Bu cümle o zamandan beri her konuşmamızın içine girmeyi başardı. Ya da belki de ben şimdi fark etmeye başladım.

Belki de genellikle gerçeklik kontrolüne en çok ihtiyaç duyduğumuz anlarda söylenir. En azından benim durumumda, hayatta bazı şeyler olduğu inancına tutunmaya ne kadar ihtiyacımız olduğunu fark ettim. yapamam Kontrol.

Yine de "neyse o" empatiyle söylenen bir söz değildir. Aslında, duygusal çalkantılarla yüzleşirken, çoğumuz bunu küçümseyici ve sert buluruz. Diğerleri bunu işe yaramaz bir cümle, yenilgide söylenen bir şey olarak adlandırır. Sohbette, zaten söylenmiş olanı tekrarlamak için sadece bir dolgu maddesidir.

Yine de, doğru bağlamda söylendiğinde, her şeyin sadece olduğu gibi olduğunu ve başka bir şey olmadığını keskin ve gerekli bir şekilde hatırlatır.

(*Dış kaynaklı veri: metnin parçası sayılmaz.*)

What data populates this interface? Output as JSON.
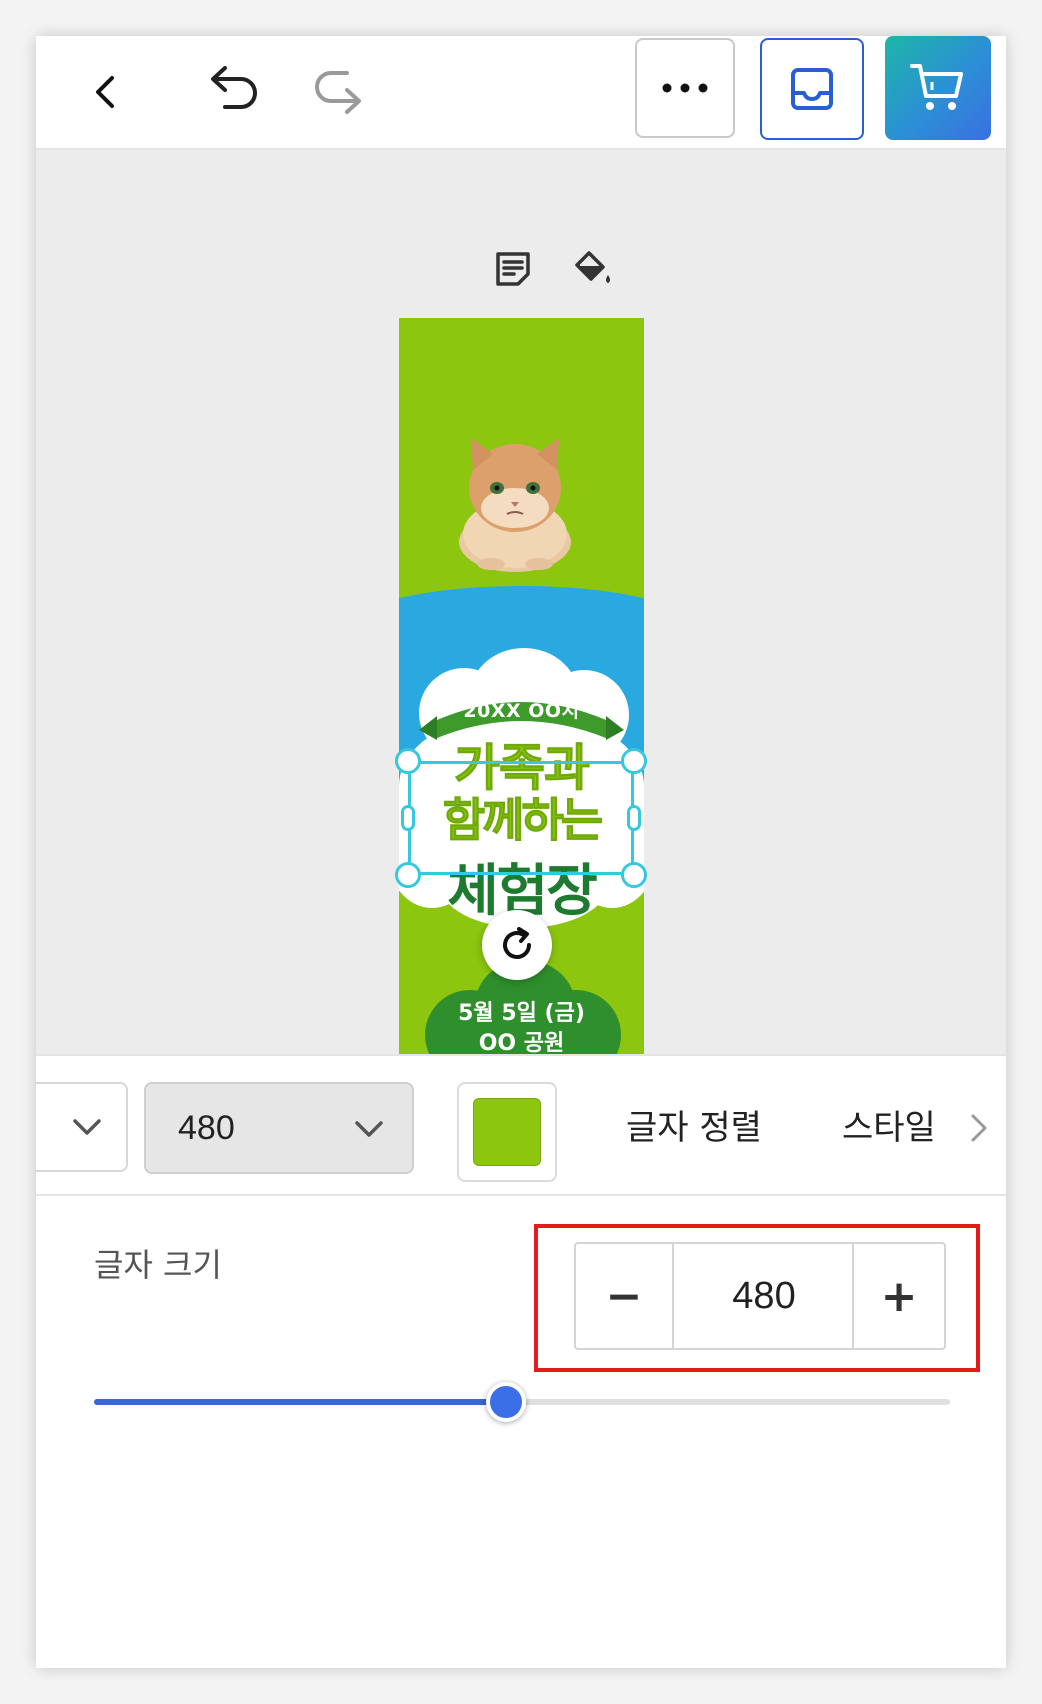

Evet, bazen tamamen saçmalıktır. Ama bazen de tam olarak duymaya ihtiyacımız olan şeydir. Hayatın değişmez doğasını bize sürekli hatırlatan, hayatın en popüler sözlerinden birini -iyi ve çirkin- derinlemesine inceleyelim.

Tarih

İşte size ilginç bir haber:

"Neyse o" ifadesi USA Today tarafından 2004 yılının 1 numaralı klişesi seçilmiştir.

Sohbetlerde o kadar çok dile getiriliyor ki, on yıldan uzun bir süredir "kötü bir üne" sahip.

Sinir bozucu ya da değil, bu deyim aslında nereden geliyor?

Kökeni tam olarak bilinmemekle birlikte, en azından başlangıçta, "neyse o" zorluğu veya kaybı ifade etmek ve bunu kabul edip devam etme zamanının geldiğine işaret etmek için kullanılıyordu.

"Neyse o" ilk kez 1949 yılında Nebraska'da yayınlanan ve öncü yaşamın zorluklarını anlatan bir gazete makalesinde yer almıştır.

Yazar J. E. Lawrence şöyle yazmıştı:

"Yeni topraklar sert, güçlü ve sağlamdır... Özür dilemeden neyse odur."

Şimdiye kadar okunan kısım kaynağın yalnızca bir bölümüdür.